With HDR it's easy to loose control. Photomatix is a power tool, one I enjoy and find amazing. However, like driving a 911 Turbo on suburban streets it's important to respect environmental limits, or you risk loosing control, crashing, and making yourself look like a teenager in your fathers car. I've done it, I know.
You may consider revisiting the HRD images with a lighter, softer hand, then converting them to black & white in CS4. (Desaturation in Photomatix is severe and not appropriate for all images, especially a woodland atmosphere). The compositional, exposure integrity of your images will come through and I think you'll have a much more pleasing result - like strolling through the woods, over a beautiful bridge.
The trick with technology, I think, is to integrate it into your work seamlessly, so no one knows it's there.
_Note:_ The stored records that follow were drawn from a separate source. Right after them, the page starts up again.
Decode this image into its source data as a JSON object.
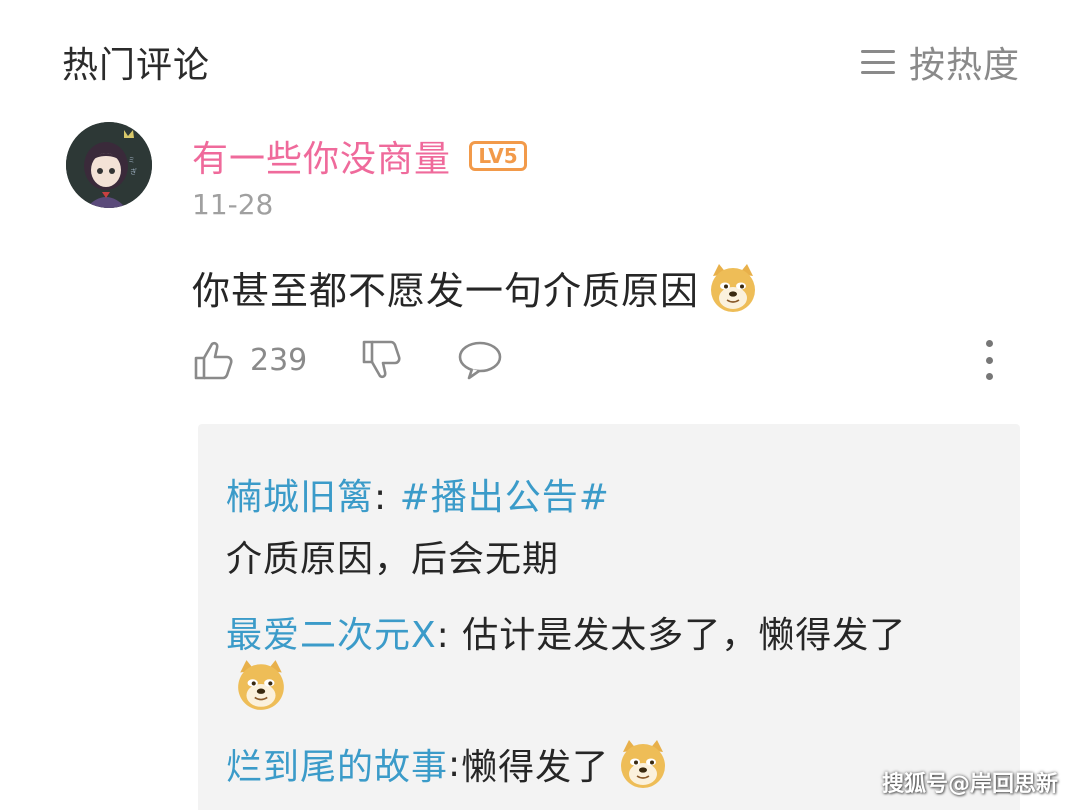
{
  "header": {
    "title": "热门评论",
    "sort_label": "按热度"
  },
  "comment": {
    "username": "有一些你没商量",
    "level": "LV5",
    "date": "11-28",
    "text": "你甚至都不愿发一句介质原因",
    "like_count": "239"
  },
  "replies": [
    {
      "name": "楠城旧篱",
      "sep": ": ",
      "topic": "#播出公告#",
      "text": "介质原因，后会无期"
    },
    {
      "name": "最爱二次元X",
      "sep": ": ",
      "text": "估计是发太多了，懒得发了"
    },
    {
      "name": "烂到尾的故事",
      "sep": ": ",
      "text": "懒得发了"
    }
  ],
  "watermark": "搜狐号@岸回思新",
  "colors": {
    "username": "#ef6a9b",
    "level_badge": "#f29a4a",
    "reply_name": "#3b9bc9",
    "reply_bg": "#f3f3f3"
  },
  "icons": [
    "menu-icon",
    "avatar",
    "doge-emoji",
    "thumbs-up-icon",
    "thumbs-down-icon",
    "chat-bubble-icon",
    "more-vertical-icon"
  ]
}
Otherwise technology will get all the attention, leaving the emotion of the shot in the cold. This will rob your images of lasting, essential beauty.
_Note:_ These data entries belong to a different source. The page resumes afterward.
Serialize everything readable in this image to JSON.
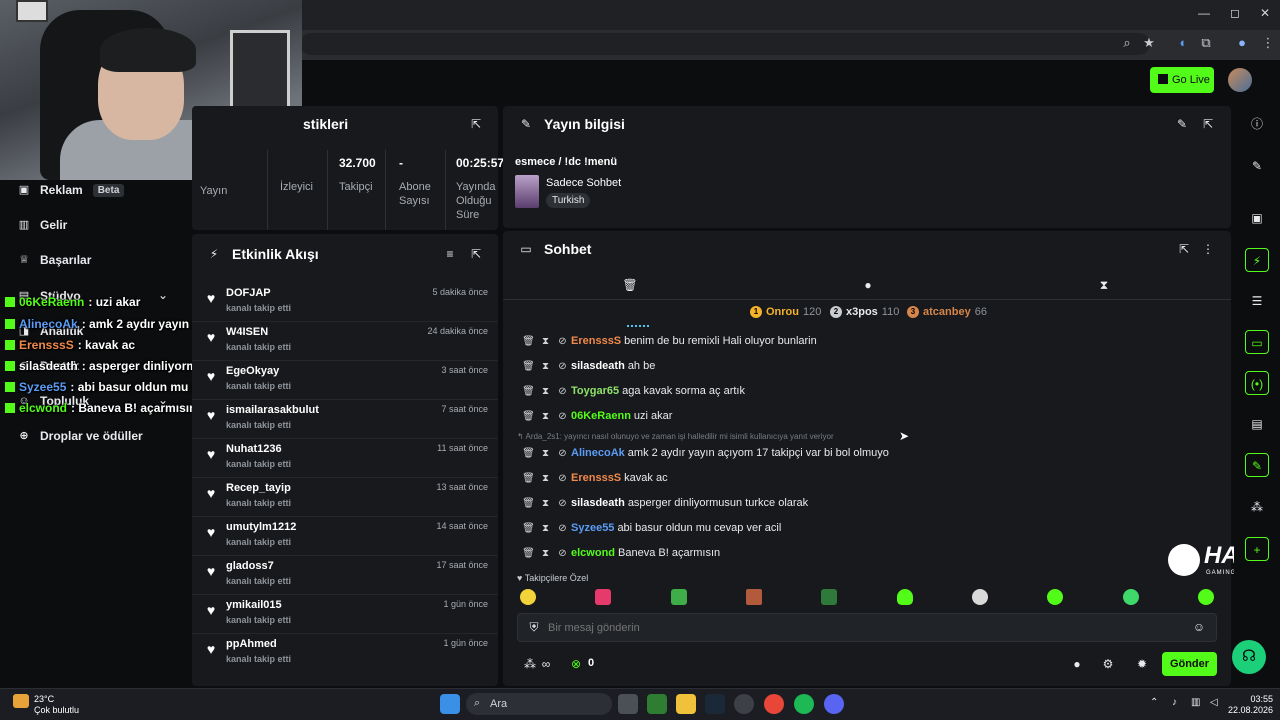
{
  "browser": {
    "window_controls": [
      "—",
      "◻",
      "✕"
    ]
  },
  "header": {
    "go_live_label": "Go Live"
  },
  "sidebar": {
    "items": [
      {
        "label": "Reklam",
        "badge": "Beta",
        "icon": "megaphone-icon"
      },
      {
        "label": "Gelir",
        "icon": "chart-icon"
      },
      {
        "label": "Başarılar",
        "icon": "trophy-icon"
      },
      {
        "label": "Stüdyo",
        "icon": "studio-icon"
      },
      {
        "label": "Analitik",
        "icon": "analytics-icon"
      },
      {
        "label": "Destek",
        "icon": "support-icon"
      },
      {
        "label": "Topluluk",
        "icon": "community-icon"
      },
      {
        "label": "Droplar ve ödüller",
        "icon": "gift-icon"
      }
    ]
  },
  "overlay_chat": [
    {
      "user": "06KeRaenn",
      "text": ": uzi akar",
      "color": "#53fc18"
    },
    {
      "user": "AlinecoAk",
      "text": ": amk 2 aydır yayın açıyom 17 takipçi var bi bol",
      "color": "#5b9cf5"
    },
    {
      "user": "ErensssS",
      "text": ": kavak ac",
      "color": "#f08a4b"
    },
    {
      "user": "silasdeath",
      "text": ": asperger dinliyormusun turkce olarak",
      "color": "#ffffff"
    },
    {
      "user": "Syzee55",
      "text": ": abi basur oldun mu cevap ver acil",
      "color": "#5b9cf5"
    },
    {
      "user": "elcwond",
      "text": ": Baneva B! açarmısın",
      "color": "#53fc18"
    }
  ],
  "stats_panel": {
    "title_fragment": "stikleri",
    "columns": [
      {
        "value": "",
        "label": "Yayın"
      },
      {
        "value": "",
        "label": "İzleyici"
      },
      {
        "value": "32.700",
        "label": "Takipçi"
      },
      {
        "value": "-",
        "label": "Abone Sayısı"
      },
      {
        "value": "00:25:57",
        "label": "Yayında Olduğu Süre"
      }
    ]
  },
  "activity_feed": {
    "title": "Etkinlik Akışı",
    "events": [
      {
        "name": "DOFJAP",
        "sub": "kanalı takip etti",
        "time": "5 dakika önce"
      },
      {
        "name": "W4ISEN",
        "sub": "kanalı takip etti",
        "time": "24 dakika önce"
      },
      {
        "name": "EgeOkyay",
        "sub": "kanalı takip etti",
        "time": "3 saat önce"
      },
      {
        "name": "ismailarasakbulut",
        "sub": "kanalı takip etti",
        "time": "7 saat önce"
      },
      {
        "name": "Nuhat1236",
        "sub": "kanalı takip etti",
        "time": "11 saat önce"
      },
      {
        "name": "Recep_tayip",
        "sub": "kanalı takip etti",
        "time": "13 saat önce"
      },
      {
        "name": "umutylm1212",
        "sub": "kanalı takip etti",
        "time": "14 saat önce"
      },
      {
        "name": "gladoss7",
        "sub": "kanalı takip etti",
        "time": "17 saat önce"
      },
      {
        "name": "ymikail015",
        "sub": "kanalı takip etti",
        "time": "1 gün önce"
      },
      {
        "name": "ppAhmed",
        "sub": "kanalı takip etti",
        "time": "1 gün önce"
      }
    ]
  },
  "stream_info": {
    "title": "Yayın bilgisi",
    "stream_title": "esmece / !dc !menü",
    "category": "Sadece Sohbet",
    "language": "Turkish"
  },
  "chat": {
    "title": "Sohbet",
    "leaderboard": [
      {
        "rank": "1",
        "user": "Onrou",
        "count": "120",
        "color": "#f5b32a"
      },
      {
        "rank": "2",
        "user": "x3pos",
        "count": "110",
        "color": "#c9ccd0"
      },
      {
        "rank": "3",
        "user": "atcanbey",
        "count": "66",
        "color": "#d6864a"
      }
    ],
    "messages": [
      {
        "user": "ErensssS",
        "text": "benim de bu remixli Hali oluyor bunlarin",
        "color": "#f08a4b"
      },
      {
        "user": "silasdeath",
        "text": "ah be",
        "color": "#ffffff"
      },
      {
        "user": "Toygar65",
        "text": "aga kavak sorma aç artık",
        "color": "#8fe36a"
      },
      {
        "user": "06KeRaenn",
        "text": "uzi akar",
        "color": "#53fc18"
      },
      {
        "user": "AlinecoAk",
        "text": "amk 2 aydır yayın açıyom 17 takipçi var bi bol olmuyo",
        "color": "#5b9cf5"
      },
      {
        "user": "ErensssS",
        "text": "kavak ac",
        "color": "#f08a4b"
      },
      {
        "user": "silasdeath",
        "text": "asperger dinliyormusun turkce olarak",
        "color": "#ffffff"
      },
      {
        "user": "Syzee55",
        "text": "abi basur oldun mu cevap ver acil",
        "color": "#5b9cf5"
      },
      {
        "user": "elcwond",
        "text": "Baneva B! açarmısın",
        "color": "#53fc18"
      }
    ],
    "reply_hint": "Arda_2s1: yayıncı nasıl olunuyo ve zaman işi halledilir mi isimli kullanıcıya yanıt veriyor",
    "emote_section_label": "Takipçilere Özel",
    "input_placeholder": "Bir mesaj gönderin",
    "points_value": "0",
    "send_label": "Gönder"
  },
  "watermark": {
    "brand": "HAWK",
    "tagline": "GAMING CHAIR"
  },
  "taskbar": {
    "weather_temp": "23°C",
    "weather_desc": "Çok bulutlu",
    "search_placeholder": "Ara",
    "time": "03:55",
    "date": "22.08.2026"
  }
}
I think this is a huge issue, particularly now that technology is so readily available. It's very easy to make something look cool - but cool is easily supplanted by the next cool thing - like contemporary architecture, or heavy soled, stub-nose boots. Photography isn't about fashion, or, if it is, it's only about decoration, and not Art.
Becoming a great photographer may be harder than ever, simply because it's so easy to create good looking pictures right out of the box. Anyone can do it now. Being great will require something truly innovative, and everything we do, with every shot we produce, should push us in a deeply personal photographic direction. If not, well, we can expect to make good pictures like everyone else, and there's nothing wrong with that, if that what we want.
Know your HDR environment. When you find an "open road" - a derelict building, urban blight - roadside trash - high contrast machinery - push it, hard. The results will be appropriately great.